🤖 AI Summary
This work addresses the common failure of existing trigger-action programming (TAP) automation methods to generate executable rules due to neglecting field-level bindings. It formulates TAP for the first time as a function-level, field-aware binding problem and proposes a two-stage architecture: the first stage retrieves candidate function pairs via a contrastive learning-based dual-encoder, while the second stage employs a multi-agent LLM collaboration mechanism that integrates intent analysis, cross-modal selection, and field binding validation to produce end-to-end executable rules. The approach incorporates schema-enhanced representations, selective layer freezing, and a shared-state consensus mechanism, achieving an 81% function-level joint accuracy on the Gold dataset and improving service-level accuracy by 23 percentage points over the TARGE baseline, substantially advancing the generation of executable automation configurations.
📝 Abstract
Trigger-Action Programming (TAP) platforms such as IFTTT and Zapier enable Web of Things (WoT) automation by composing event-driven rules across heterogeneous services. A TAP applet links a trigger to an action and must bind trigger outputs (ingredients) to action inputs (fields) to be executable. Prior work largely treats TAP as service-level prediction from natural language, which often yields non-executable applets that still require manual configuration. We study the function-level configuration problem: generating complete applets with correct ingredient-to-field bindings. We propose FARM (Field-Aware Resolution Model), a two-stage architecture for automated applet generation with full configuration. Stage 1 trains contrastive dual encoders with selective layer freezing over schema-enriched representations, retrieving candidates from 1,724 trigger functions and 1,287 action functions (2.2M possible trigger-action pairs). Stage 2 performs selection and configuration using an LLM-based multi-agent pipeline. It includes intent analysis, trigger selection, action selection via cross-schema scoring, and configuration verification. Agents coordinate through shared state and agreement-based selection.
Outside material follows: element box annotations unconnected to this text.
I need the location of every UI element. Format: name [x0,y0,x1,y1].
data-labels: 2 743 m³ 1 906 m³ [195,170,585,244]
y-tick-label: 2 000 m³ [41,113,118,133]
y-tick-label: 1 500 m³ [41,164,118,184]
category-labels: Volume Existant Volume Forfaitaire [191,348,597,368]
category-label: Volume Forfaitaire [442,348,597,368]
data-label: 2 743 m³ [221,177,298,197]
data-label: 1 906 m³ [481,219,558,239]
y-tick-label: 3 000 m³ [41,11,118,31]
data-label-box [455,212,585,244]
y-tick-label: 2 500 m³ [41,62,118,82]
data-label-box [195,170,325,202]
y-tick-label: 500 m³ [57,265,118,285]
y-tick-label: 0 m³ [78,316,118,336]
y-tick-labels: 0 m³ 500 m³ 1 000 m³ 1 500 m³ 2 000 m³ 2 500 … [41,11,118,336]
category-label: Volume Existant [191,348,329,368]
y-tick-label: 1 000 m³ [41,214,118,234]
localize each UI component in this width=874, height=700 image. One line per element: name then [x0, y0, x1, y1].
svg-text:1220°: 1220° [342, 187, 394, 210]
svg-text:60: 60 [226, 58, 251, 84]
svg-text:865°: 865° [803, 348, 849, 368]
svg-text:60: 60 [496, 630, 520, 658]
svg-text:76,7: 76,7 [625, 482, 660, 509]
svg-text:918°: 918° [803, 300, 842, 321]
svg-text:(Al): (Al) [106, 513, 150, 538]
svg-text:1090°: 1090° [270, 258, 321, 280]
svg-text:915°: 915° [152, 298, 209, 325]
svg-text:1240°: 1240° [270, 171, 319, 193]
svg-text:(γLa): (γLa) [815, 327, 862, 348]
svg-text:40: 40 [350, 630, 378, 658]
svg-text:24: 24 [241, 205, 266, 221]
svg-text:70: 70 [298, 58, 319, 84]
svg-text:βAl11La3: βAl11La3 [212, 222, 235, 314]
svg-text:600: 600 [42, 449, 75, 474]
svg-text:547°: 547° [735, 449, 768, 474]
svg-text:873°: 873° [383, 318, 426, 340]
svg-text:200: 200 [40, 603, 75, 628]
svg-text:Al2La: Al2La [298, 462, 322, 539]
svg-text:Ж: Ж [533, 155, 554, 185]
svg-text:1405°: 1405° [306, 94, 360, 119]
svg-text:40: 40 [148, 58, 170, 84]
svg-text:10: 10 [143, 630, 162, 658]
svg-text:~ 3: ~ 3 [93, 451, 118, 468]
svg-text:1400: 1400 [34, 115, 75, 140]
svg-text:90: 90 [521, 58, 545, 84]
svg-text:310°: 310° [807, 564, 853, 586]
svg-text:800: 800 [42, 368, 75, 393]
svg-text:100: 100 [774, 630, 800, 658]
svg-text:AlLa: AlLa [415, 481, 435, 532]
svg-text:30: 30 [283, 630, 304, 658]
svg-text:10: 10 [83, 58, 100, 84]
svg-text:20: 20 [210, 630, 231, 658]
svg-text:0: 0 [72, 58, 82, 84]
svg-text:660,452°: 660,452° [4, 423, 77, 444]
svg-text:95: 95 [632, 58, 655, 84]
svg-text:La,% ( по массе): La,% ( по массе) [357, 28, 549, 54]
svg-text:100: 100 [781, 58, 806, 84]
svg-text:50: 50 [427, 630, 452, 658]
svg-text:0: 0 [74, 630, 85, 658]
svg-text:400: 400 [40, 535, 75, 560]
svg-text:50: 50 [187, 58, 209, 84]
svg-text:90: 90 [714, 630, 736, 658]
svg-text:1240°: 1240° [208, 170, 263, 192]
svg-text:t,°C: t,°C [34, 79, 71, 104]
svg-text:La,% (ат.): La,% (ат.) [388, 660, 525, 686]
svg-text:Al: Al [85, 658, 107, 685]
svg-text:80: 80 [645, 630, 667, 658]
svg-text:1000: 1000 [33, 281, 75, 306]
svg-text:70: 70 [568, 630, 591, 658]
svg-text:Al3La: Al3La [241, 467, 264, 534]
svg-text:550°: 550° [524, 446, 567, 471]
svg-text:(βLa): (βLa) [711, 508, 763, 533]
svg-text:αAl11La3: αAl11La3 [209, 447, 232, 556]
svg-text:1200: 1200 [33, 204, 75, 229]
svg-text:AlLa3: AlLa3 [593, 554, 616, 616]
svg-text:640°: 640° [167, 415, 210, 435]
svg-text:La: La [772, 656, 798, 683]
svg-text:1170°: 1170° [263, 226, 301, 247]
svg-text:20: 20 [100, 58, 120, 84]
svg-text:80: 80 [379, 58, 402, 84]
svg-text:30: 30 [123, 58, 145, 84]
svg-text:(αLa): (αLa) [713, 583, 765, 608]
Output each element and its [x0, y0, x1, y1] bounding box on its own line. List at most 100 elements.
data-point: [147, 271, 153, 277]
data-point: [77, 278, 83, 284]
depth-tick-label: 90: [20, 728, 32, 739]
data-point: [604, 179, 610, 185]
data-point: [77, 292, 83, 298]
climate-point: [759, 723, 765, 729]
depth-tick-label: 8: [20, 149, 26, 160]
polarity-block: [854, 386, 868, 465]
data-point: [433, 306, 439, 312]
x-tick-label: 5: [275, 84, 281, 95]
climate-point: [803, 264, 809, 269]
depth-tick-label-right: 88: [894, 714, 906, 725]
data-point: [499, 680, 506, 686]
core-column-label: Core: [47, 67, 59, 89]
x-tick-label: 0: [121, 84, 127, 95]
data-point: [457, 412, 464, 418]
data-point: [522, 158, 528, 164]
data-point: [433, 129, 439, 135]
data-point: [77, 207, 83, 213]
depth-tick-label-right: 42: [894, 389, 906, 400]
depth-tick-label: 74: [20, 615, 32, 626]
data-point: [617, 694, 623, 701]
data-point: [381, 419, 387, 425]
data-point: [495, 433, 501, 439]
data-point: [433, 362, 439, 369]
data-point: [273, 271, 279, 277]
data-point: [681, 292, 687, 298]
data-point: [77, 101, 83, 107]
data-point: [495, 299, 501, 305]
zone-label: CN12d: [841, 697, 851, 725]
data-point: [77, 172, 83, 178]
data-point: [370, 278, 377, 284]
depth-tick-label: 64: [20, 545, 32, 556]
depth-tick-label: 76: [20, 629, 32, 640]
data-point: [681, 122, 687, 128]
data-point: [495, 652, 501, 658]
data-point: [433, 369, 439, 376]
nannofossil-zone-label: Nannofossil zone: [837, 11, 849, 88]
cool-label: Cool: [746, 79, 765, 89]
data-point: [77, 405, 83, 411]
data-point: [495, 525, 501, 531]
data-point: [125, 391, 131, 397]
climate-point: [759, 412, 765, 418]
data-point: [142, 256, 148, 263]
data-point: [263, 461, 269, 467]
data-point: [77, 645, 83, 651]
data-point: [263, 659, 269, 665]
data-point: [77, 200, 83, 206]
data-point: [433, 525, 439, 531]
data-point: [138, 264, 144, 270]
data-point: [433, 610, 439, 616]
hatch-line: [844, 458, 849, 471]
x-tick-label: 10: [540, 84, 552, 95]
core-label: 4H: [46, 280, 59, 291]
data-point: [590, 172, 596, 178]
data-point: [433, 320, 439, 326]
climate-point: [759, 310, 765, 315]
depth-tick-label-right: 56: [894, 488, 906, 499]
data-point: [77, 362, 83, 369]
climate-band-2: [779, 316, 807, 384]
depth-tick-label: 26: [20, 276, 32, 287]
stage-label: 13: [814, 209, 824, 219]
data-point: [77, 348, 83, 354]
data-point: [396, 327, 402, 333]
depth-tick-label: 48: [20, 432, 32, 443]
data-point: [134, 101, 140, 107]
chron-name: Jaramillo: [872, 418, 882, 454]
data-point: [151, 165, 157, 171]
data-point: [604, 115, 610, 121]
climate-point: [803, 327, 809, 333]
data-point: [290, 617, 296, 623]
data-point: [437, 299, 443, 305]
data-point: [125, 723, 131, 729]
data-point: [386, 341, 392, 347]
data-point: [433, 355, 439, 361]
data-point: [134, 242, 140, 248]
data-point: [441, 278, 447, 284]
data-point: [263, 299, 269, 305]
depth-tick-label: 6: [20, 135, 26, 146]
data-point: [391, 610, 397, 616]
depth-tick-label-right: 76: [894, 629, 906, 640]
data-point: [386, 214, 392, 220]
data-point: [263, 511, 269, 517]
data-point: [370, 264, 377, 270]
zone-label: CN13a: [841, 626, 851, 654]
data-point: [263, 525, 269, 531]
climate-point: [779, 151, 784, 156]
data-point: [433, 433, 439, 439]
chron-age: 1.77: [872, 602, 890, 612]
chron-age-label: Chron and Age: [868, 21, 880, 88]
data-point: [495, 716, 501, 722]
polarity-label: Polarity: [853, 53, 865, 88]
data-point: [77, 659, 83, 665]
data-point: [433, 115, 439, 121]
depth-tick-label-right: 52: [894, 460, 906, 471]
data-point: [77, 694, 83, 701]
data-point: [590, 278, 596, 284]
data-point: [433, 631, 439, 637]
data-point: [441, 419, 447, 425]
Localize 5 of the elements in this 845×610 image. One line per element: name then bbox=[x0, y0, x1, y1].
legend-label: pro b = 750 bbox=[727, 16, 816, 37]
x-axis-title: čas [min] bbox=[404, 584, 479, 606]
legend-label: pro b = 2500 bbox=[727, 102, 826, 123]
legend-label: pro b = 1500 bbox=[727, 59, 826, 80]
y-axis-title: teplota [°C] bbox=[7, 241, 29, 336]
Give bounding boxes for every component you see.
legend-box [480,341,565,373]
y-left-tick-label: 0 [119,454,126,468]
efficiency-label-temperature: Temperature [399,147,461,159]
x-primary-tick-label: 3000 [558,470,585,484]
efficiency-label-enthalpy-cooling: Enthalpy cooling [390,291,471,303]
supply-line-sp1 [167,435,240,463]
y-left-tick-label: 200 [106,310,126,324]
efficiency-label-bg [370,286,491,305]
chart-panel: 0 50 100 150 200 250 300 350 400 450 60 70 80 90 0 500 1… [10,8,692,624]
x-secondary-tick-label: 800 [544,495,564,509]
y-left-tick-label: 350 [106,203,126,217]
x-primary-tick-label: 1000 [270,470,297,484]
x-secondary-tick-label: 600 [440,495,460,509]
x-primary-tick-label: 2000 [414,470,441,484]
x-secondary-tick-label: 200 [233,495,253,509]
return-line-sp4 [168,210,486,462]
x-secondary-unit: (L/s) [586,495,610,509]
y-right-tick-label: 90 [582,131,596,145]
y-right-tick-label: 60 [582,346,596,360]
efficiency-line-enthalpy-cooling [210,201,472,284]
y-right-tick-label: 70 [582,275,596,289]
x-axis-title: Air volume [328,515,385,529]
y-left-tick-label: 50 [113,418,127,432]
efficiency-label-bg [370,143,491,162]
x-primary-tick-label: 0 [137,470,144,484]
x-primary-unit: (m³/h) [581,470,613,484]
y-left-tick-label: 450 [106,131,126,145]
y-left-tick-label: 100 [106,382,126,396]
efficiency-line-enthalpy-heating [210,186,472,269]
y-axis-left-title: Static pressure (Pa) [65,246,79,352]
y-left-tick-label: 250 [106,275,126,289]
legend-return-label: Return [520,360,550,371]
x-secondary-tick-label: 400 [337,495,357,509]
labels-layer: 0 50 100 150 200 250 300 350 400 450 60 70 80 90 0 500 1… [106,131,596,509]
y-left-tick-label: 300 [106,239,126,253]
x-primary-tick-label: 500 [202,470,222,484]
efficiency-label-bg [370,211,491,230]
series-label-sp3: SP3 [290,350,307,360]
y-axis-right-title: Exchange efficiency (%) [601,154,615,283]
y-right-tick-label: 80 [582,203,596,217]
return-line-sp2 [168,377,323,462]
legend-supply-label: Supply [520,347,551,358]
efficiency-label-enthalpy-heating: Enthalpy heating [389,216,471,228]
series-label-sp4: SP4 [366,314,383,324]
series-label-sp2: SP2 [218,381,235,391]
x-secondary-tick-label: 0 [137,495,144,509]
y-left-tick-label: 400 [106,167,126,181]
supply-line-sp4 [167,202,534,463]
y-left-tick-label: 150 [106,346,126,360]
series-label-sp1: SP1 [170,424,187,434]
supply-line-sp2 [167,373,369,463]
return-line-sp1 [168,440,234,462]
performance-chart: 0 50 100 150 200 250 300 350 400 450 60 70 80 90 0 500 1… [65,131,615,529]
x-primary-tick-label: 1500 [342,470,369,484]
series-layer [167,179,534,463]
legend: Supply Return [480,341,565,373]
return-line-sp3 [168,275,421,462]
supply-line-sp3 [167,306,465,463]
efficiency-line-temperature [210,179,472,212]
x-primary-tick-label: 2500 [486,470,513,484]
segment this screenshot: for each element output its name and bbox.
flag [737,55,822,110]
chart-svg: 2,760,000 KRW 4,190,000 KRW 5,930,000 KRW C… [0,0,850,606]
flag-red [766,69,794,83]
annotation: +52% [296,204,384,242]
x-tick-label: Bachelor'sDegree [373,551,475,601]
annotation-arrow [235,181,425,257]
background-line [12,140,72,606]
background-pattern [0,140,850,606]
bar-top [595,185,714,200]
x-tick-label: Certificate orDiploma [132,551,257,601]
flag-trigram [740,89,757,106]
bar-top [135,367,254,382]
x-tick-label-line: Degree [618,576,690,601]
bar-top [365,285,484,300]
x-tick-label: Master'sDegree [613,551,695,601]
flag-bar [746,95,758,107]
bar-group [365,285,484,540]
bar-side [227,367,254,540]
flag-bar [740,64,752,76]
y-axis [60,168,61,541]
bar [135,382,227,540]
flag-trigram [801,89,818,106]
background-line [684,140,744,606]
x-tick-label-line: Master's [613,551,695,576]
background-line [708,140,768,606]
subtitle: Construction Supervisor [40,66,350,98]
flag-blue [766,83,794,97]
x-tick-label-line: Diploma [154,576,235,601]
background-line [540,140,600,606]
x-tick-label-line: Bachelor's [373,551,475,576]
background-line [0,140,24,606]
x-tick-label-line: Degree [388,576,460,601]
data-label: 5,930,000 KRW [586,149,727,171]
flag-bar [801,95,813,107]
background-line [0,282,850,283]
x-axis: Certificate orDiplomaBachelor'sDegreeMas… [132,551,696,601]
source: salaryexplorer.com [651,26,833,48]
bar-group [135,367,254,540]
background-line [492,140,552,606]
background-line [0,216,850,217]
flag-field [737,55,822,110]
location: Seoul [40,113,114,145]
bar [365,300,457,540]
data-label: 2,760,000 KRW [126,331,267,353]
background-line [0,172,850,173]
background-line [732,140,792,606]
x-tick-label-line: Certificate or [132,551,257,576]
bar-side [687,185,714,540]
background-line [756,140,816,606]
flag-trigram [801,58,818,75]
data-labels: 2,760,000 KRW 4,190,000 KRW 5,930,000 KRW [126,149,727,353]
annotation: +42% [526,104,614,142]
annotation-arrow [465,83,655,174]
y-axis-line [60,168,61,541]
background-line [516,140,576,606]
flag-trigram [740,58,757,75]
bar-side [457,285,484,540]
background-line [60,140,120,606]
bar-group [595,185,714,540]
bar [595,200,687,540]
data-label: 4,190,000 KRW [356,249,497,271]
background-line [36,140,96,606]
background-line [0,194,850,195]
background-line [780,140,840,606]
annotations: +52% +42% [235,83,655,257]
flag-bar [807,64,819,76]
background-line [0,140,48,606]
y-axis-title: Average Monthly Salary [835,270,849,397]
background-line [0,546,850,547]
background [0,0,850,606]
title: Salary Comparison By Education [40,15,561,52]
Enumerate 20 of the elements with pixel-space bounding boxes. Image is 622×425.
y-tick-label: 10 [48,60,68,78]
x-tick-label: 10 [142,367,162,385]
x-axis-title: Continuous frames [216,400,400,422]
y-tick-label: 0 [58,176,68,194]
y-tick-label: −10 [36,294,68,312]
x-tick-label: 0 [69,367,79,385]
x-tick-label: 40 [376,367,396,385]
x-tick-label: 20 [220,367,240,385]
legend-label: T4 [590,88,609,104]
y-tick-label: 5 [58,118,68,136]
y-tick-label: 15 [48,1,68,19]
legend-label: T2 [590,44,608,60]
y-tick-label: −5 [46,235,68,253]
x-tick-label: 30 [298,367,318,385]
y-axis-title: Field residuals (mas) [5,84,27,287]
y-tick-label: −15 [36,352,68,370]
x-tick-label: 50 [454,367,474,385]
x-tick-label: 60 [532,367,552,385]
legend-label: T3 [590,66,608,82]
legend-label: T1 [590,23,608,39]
FARM achieves 81% joint accuracy on Gold (62% Noisy, 70% One-shot) at the function level, where both trigger and action functions must match the ground truth. For comparison with service-level baselines, we map functions to their parent services and evaluate at the service level. FARM reaches 81% joint accuracy and improves over TARGE by 23 percentage points. FARM also generates ingredient-to-field bindings, producing executable automation configurations.